Mieux vaut tard que jamais ! En effet, cette interview a été réalisée en avril 2014 lors des Rencontres du 9ème Art d’Aix-en-Provence. Cela date un peu et nous vous présentons toutes nos confuses pour ce décalage temporel ! Nous vous invitons donc à partager cette rencontre fort agréable avec Renaud Dillies, l’enlumineur de Saveur coco qui est également le dessinateur d’Abélard.
Bonjour Renaud. Ce qui m’a surpris, en regard de ta production, c’est que tu as pensé arrêter totalement la bande dessinée à un moment donné. Pourquoi ?
Bonjour. Oui, un peu avant de devenir professionnel. J’avais fini mes études supérieures en bande dessinée. Pendant trois ans, j’ai pas mal galéré, comme tout le monde, pour trouver un éditeur. C’était un peu problématique. Tellement problématique parce que j’essayais d’arriver avec un univers très personnel. Et quand on arrive avec un univers très personnel évidemment, c’est beaucoup plus difficile pour convaincre. Je voulais à la fois parler de bande dessinée et de musique. A l’époque c’était difficile, alors que maintenant ce sont des sujets que l’on peut voir régulièrement. Des gens comme Crumb le pratiquait déjà mais c’était des gens comme Crumb. Commencer en tant que jeune auteur, avec des idées comme cela, ce n’était pas forcement bien accepté. J’ai donc pas mal fait de petits boulots. J’ai essayé d’autres projets. Mais plus cela plaisait aux éditeurs, moins cela me plaisait. Donc je me suis dit : « Ce n’est pas pour moi ! J’aime la bande dessinée mais je pense que je ne trouverai pas ma place ».
Jusqu’à Betty Blues ….
C’est là que j’ai fait Betty Blues. Je me suis dit avant d’arrêter et de faire vraiment autre chose, je vais au moins le faire pour moi. Pour me prouver à moi-même que j’étais capable de le faire sans attendre l’accord d’un quelconque éditeur. Je l’ai fait entièrement dans mon coin et c’est mon entourage proche qui m’a dit : « C’est dommage, tu as fait toutes les pages. Envoie-le. Tu ne risques rien, de toute façon c’est fait. Tu risques que ce soit refusé et puis c’est tout ! ». Á force, car cela a duré des semaines, j’ai cédé. J’ai dit : « OK ! Je vais faire trois envois et puis c’est tout ! ». Trois jours après, j’avais déjà un éditeur qui me disait qu’il le prenait tel quel. Mais je pensais réellement arrêter et faire autre chose. Quand j’ai fait cette histoire, je pensais même déménager et partir au Canada. Vraiment faire une autre vie. Voilà !

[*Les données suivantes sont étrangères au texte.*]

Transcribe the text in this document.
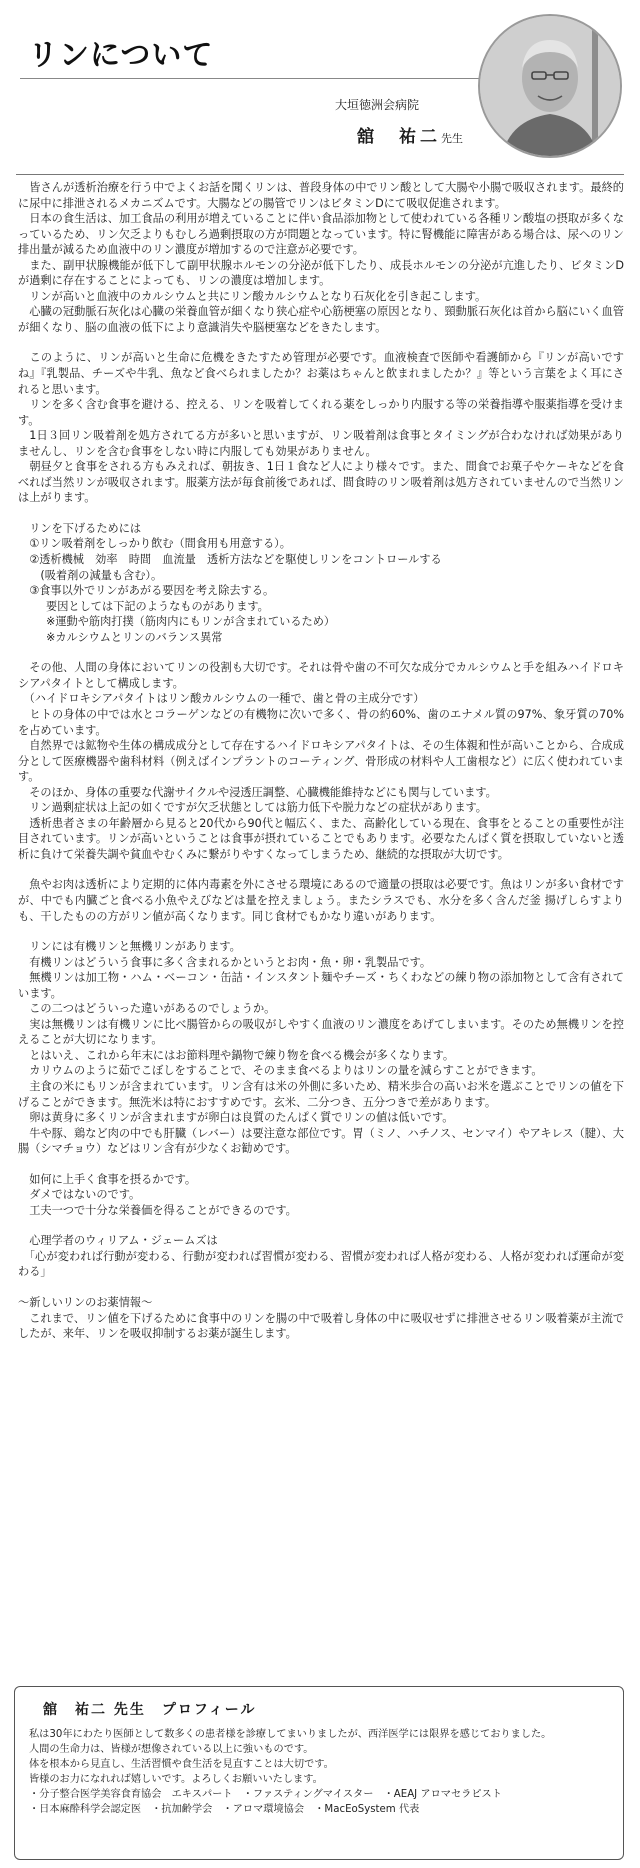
リンについて
大垣徳洲会病院
舘　祐二先生

　皆さんが透析治療を行う中でよくお話を聞くリンは、普段身体の中でリン酸として大腸や小腸で吸収されます。最終的に尿中に排泄されるメカニズムです。大腸などの腸管でリンはビタミンDにて吸収促進されます。

　日本の食生活は、加工食品の利用が増えていることに伴い食品添加物として使われている各種リン酸塩の摂取が多くなっているため、リン欠乏よりもむしろ過剰摂取の方が問題となっています。特に腎機能に障害がある場合は、尿へのリン排出量が減るため血液中のリン濃度が増加するので注意が必要です。

　また、副甲状腺機能が低下して副甲状腺ホルモンの分泌が低下したり、成長ホルモンの分泌が亢進したり、ビタミンDが過剰に存在することによっても、リンの濃度は増加します。

　リンが高いと血液中のカルシウムと共にリン酸カルシウムとなり石灰化を引き起こします。

　心臓の冠動脈石灰化は心臓の栄養血管が細くなり狭心症や心筋梗塞の原因となり、頸動脈石灰化は首から脳にいく血管が細くなり、脳の血液の低下により意識消失や脳梗塞などをきたします。

　このように、リンが高いと生命に危機をきたすため管理が必要です。血液検査で医師や看護師から『リンが高いですね』『乳製品、チーズや牛乳、魚など食べられましたか？お薬はちゃんと飲まれましたか？』等という言葉をよく耳にされると思います。

　リンを多く含む食事を避ける、控える、リンを吸着してくれる薬をしっかり内服する等の栄養指導や服薬指導を受けます。

　1日３回リン吸着剤を処方されてる方が多いと思いますが、リン吸着剤は食事とタイミングが合わなければ効果がありませんし、リンを含む食事をしない時に内服しても効果がありません。

　朝昼夕と食事をされる方もみえれば、朝抜き、1日１食など人により様々です。また、間食でお菓子やケーキなどを食べれば当然リンが吸収されます。服薬方法が毎食前後であれば、間食時のリン吸着剤は処方されていませんので当然リンは上がります。

　リンを下げるためには

　①リン吸着剤をしっかり飲む（間食用も用意する）。

　②透析機械　効率　時間　血流量　透析方法などを駆使しリンをコントロールする

　　(吸着剤の減量も含む）。

　③食事以外でリンがあがる要因を考え除去する。

要因としては下記のようなものがあります。

※運動や筋肉打撲（筋肉内にもリンが含まれているため）

※カルシウムとリンのバランス異常

　その他、人間の身体においてリンの役割も大切です。それは骨や歯の不可欠な成分でカルシウムと手を組みハイドロキシアパタイトとして構成します。

　（ハイドロキシアパタイトはリン酸カルシウムの一種で、歯と骨の主成分です）

　ヒトの身体の中では水とコラーゲンなどの有機物に次いで多く、骨の約60%、歯のエナメル質の97%、象牙質の70%を占めています。

　自然界では鉱物や生体の構成成分として存在するハイドロキシアパタイトは、その生体親和性が高いことから、合成成分として医療機器や歯科材料（例えばインプラントのコーティング、骨形成の材料や人工歯根など）に広く使われています。

　そのほか、身体の重要な代謝サイクルや浸透圧調整、心臓機能維持などにも関与しています。

　リン過剰症状は上記の如くですが欠乏状態としては筋力低下や脱力などの症状があります。

　透析患者さまの年齢層から見ると20代から90代と幅広く、また、高齢化している現在、食事をとることの重要性が注目されています。リンが高いということは食事が摂れていることでもあります。必要なたんぱく質を摂取していないと透析に負けて栄養失調や貧血やむくみに繋がりやすくなってしまうため、継続的な摂取が大切です。

　魚やお肉は透析により定期的に体内毒素を外にさせる環境にあるので適量の摂取は必要です。魚はリンが多い食材ですが、中でも内臓ごと食べる小魚やえびなどは量を控えましょう。またシラスでも、水分を多く含んだ釜 揚げしらすよりも、干したものの方がリン値が高くなります。同じ食材でもかなり違いがあります。

　リンには有機リンと無機リンがあります。

　有機リンはどういう食事に多く含まれるかというとお肉・魚・卵・乳製品です。

　無機リンは加工物・ハム・ベーコン・缶詰・インスタント麺やチーズ・ちくわなどの練り物の添加物として含有されています。

　この二つはどういった違いがあるのでしょうか。

　実は無機リンは有機リンに比べ腸管からの吸収がしやすく血液のリン濃度をあげてしまいます。そのため無機リンを控えることが大切になります。

　とはいえ、これから年末にはお節料理や鍋物で練り物を食べる機会が多くなります。

　カリウムのように茹でこぼしをすることで、そのまま食べるよりはリンの量を減らすことができます。

　主食の米にもリンが含まれています。リン含有は米の外側に多いため、精米歩合の高いお米を選ぶことでリンの値を下げることができます。無洗米は特におすすめです。玄米、二分つき、五分つきで差があります。

　卵は黄身に多くリンが含まれますが卵白は良質のたんぱく質でリンの値は低いです。

　牛や豚、鶏など肉の中でも肝臓（レバー）は要注意な部位です。胃（ミノ、ハチノス、センマイ）やアキレス（腱）、大腸（シマチョウ）などはリン含有が少なくお勧めです。

　如何に上手く食事を摂るかです。

　ダメではないのです。

　工夫一つで十分な栄養価を得ることができるのです。

　心理学者のウィリアム・ジェームズは

　「心が変われば行動が変わる、行動が変われば習慣が変わる、習慣が変われば人格が変わる、人格が変われば運命が変わる」

～新しいリンのお薬情報～

　これまで、リン値を下げるために食事中のリンを腸の中で吸着し身体の中に吸収せずに排泄させるリン吸着薬が主流でしたが、来年、リンを吸収抑制するお薬が誕生します。

舘　祐二 先生　プロフィール

私は30年にわたり医師として数多くの患者様を診療してまいりましたが、西洋医学には限界を感じておりました。

人間の生命力は、皆様が想像されている以上に強いものです。

体を根本から見直し、生活習慣や食生活を見直すことは大切です。

皆様のお力になれれば嬉しいです。よろしくお願いいたします。

・分子整合医学美容食育協会　エキスパート　・ファスティングマイスター　・AEAJ アロマセラピスト

・日本麻酔科学会認定医　・抗加齢学会　・アロマ環境協会　・MacEoSystem 代表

Tu préfères réaliser des «one shot», mis à part Abélard. Est-ce le fruit du hasard ou un choix personnel ?
Abélard, effectivement c’est un diptyque. Mais cela pourrait être un tome qui serait un peu gros. D’ailleurs, c’est pour cela que nous l’avons scindé en deux. C’est aussi pour des raisons un peu plus techniques qu’on l’a fait en deux tomes. C’est comme une seule et grande histoire. Et moi, j’aime commencer une histoire et savoir où je vais, comment la terminer. C’est un peu comme le principe du roman. Puis, à chaque fois, il faut trouver les personnages qui correspondent, les utiliser pour l’histoire. Parce que pour moi, c’est avant tout l’histoire qui est importante. Il faut aller jusqu’au bout et ensuite passer à autre chose. C’est un peu mon principe.
Pour en venir à Saveur coco, d’où t’es venue cette idée folle, mais géniale ? Les dialogues, l’univers qui est loufoque mais tellement jouissif !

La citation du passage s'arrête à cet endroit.